The key difference, however, is that unlike many types of abuse, which are discreet, one-off instances, NPD abuse continues over a very long period. It does so in two ways:
The actual abuse carries on. Narcissists are famed for not allowing their victims to escape. They will do all they can to prevent the victims cutting ties with them. So expect them to abuse their own children as a way of inflicting drama and pain on their coparents (google pathogenic parenting, parental alienation etc). If assets are jointly owned, expect them to obstruct their sale. If sources of income should be shared, expect them to embezzle. Expect smear campaigns aimed at isolating and discrediting the victims amongst joint friends and even their own family. Expect all kinds of stalking – from houses being bugged, key-logging software installed on computers, trackers fixed to vehicles, snooping drive-by’s and the like. Expect the weirdest array of shenanigans – joint kids bribed to steal the targeted parents back door keys. clothes stolen off the clothes line, tyres slashed. IN the case of divorce, expect the most ridiculous series of court cases and legal cases – because it is exactly this kind of drama to which a narcissist is addicted. They have no intent to allow their victims to break free, and thus no inclination to find resolution.

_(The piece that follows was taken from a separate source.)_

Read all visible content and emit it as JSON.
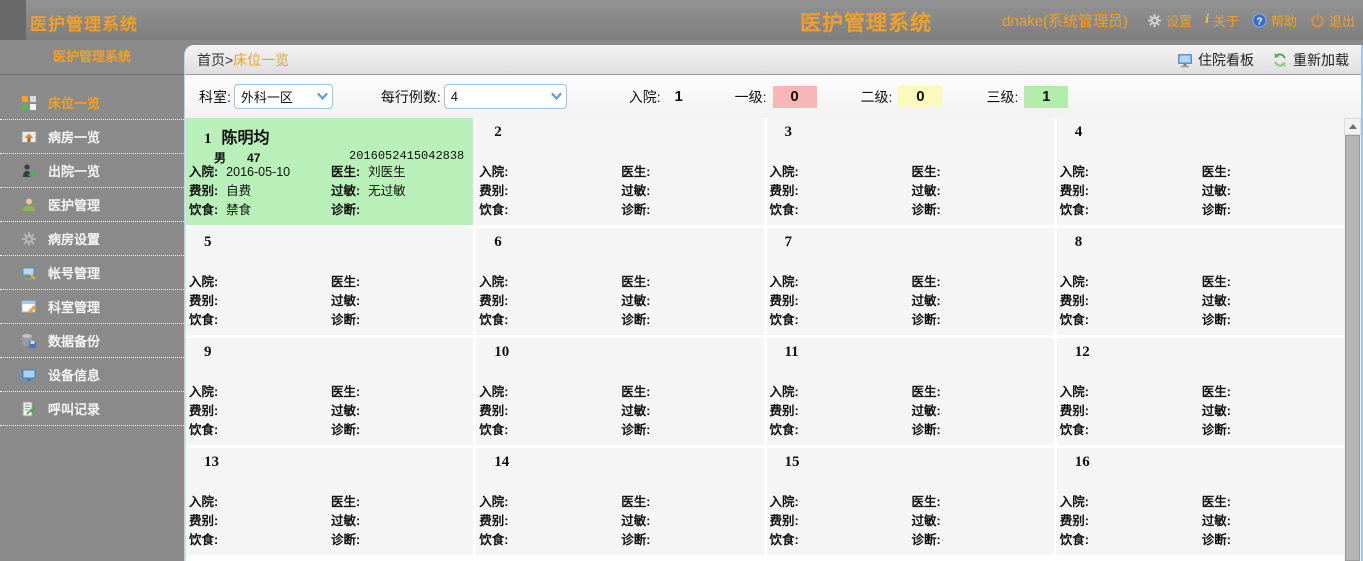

Any – and I mean – any way to disrupt and rattle a victim can and will be employed. Defending against it is hard work and keeps the victim constantly on edge. To the unenlightened bystander, this may seem obsessive – to the victim it is maintaining prudent vigilance and suspicion.
The effects of NPD abuse causes Complex PTSD, the recovery of which takes time and hard work. You wouldn’t expect a soldier returning from Afghanistan, and who is suffering PTSD from his experiences there, to heal overnight. And that is even when he is separated from the root os his abuse by thousands of miles, has formal support, and is in a protected environment with other victims being treated for the same issues. Victims of NPD abuse face the same issues, but without the support. One of the effects of NPD abuse is to totally undermine and dismantle a victims sense of identity and self-confidence. So even where a victim is able to sever ALL ties with their abusers, they still carry around their own head – in which resides a jumbled mass of confusion, self-doubt and mistrust. Their healing can take years as they wrangle multiple issues – self-validation, understanding NPD and what happened, identifying and healing their prior inner wounds that made them susceptible in the first place, and rebuilding their self-esteem. Often they are having to do this whilst financially devastated, isolated and – in some instances – having to look after dependent kids.
So once again, what appears as an obsession is in fact a dogged determination to recover. It’s a mountain to climb – and one can’t expect the victim to achieve such a challenge without breaking out into a sweat from time to time.